Richard Moross is bringing paper back into fashion.
It’s hard not to be impressed the first time you’re handed a Moo business card.
The weight of the paper, elegant typefaces and embossed lettering… you instinctively take its owner very seriously.
Moo has long been loved by entrepreneurs and small businesses across London’s tech scene, a stylish way of punching above their weight, and in recent years Airbnb, Indiegogo and even some divisions at Google have turned to Moo.
And despite being the age of the sharing economy, digital banking and artificial intelligence, Moo’s paper cards play into a trend going in the exact opposite direction.
Our love of the physical.
“Printing is an amazing industry. It’s been around for hundreds of years.

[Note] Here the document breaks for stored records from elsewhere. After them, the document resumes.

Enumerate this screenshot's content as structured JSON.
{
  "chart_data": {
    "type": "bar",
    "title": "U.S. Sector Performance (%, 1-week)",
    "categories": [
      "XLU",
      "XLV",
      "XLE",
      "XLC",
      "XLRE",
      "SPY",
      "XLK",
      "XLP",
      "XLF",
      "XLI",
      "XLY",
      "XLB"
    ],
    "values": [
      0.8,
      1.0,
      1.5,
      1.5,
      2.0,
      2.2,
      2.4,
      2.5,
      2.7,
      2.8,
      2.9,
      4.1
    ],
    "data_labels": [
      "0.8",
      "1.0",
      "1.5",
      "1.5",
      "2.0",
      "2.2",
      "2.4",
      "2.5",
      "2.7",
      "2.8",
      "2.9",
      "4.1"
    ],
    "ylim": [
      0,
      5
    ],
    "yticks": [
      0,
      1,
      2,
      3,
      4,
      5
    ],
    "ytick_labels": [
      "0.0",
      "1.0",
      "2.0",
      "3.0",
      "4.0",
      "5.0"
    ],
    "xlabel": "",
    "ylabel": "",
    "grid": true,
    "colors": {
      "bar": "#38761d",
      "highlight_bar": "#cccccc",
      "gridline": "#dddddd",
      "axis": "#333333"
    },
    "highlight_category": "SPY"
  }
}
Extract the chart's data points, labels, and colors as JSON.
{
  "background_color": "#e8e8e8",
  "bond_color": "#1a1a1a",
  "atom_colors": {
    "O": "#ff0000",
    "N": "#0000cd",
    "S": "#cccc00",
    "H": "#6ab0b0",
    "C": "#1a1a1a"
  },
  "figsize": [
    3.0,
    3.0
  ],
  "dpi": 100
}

It’s a very family-oriented business, but I wouldn’t say it’s very technically progressive,” Richard Moross, Moo’s CEO, founder and a self-proclaimed technologist, told The Memo.
“We’re all about unleashing your desire to self-express and to talk about your business in a more dynamic, personal way.”
That sounds like marketing, but it’s exactly what Moo’s done over the last decade.
Moross’s earliest innovations were technologies like Printfinity, which lets you have a different image or graphic on the back of every business card.
He’s experimented with near-field communication (NFC) chips embedded in the paper of cards to let you store your contact details digitally and let recipients simply swipe your card against their Android smartphone – an experiment that Moross says hasn’t yet taken off.
Most recently his team developed cotton cards, a novel concept made from the recycled off-cuts from t-shirts, printed from Moo’s vast warehouse in Dagenham.
Yes, in 2017 tech-savvy entrepreneurs are investing in business cards made from t-shirts – bang-on trend for a more sustainable future.
But doesn’t this go against common wisdom, that our lives are becoming increasingly digital?
“I think in this environment, physical tokens are actually more important,” says Moross.
“These are totems of our self, our identity. They cut through all of that digital noise.”
Moross won’t be drawn on Moo’s sales numbers, but he says that across the business card market “it’s entirely possible that, in number, they’re shrinking, but the value or amount spend per card is actually going up.”
He’s right that business cards have yet to be replaced by technology, a card in the hand is still quicker and often more impactful than any app or social network.
Right now Moross says he believes the longevity of paper business cards could simply be “forever”.
“The physical item will be considered the premium. Maybe it’s not the thing you use every day, but it’s still an extremely valuable experience we’ll use when we want to do something special.”
So don’t despair that digital is dominating, because physical is finding its own special place in our lives.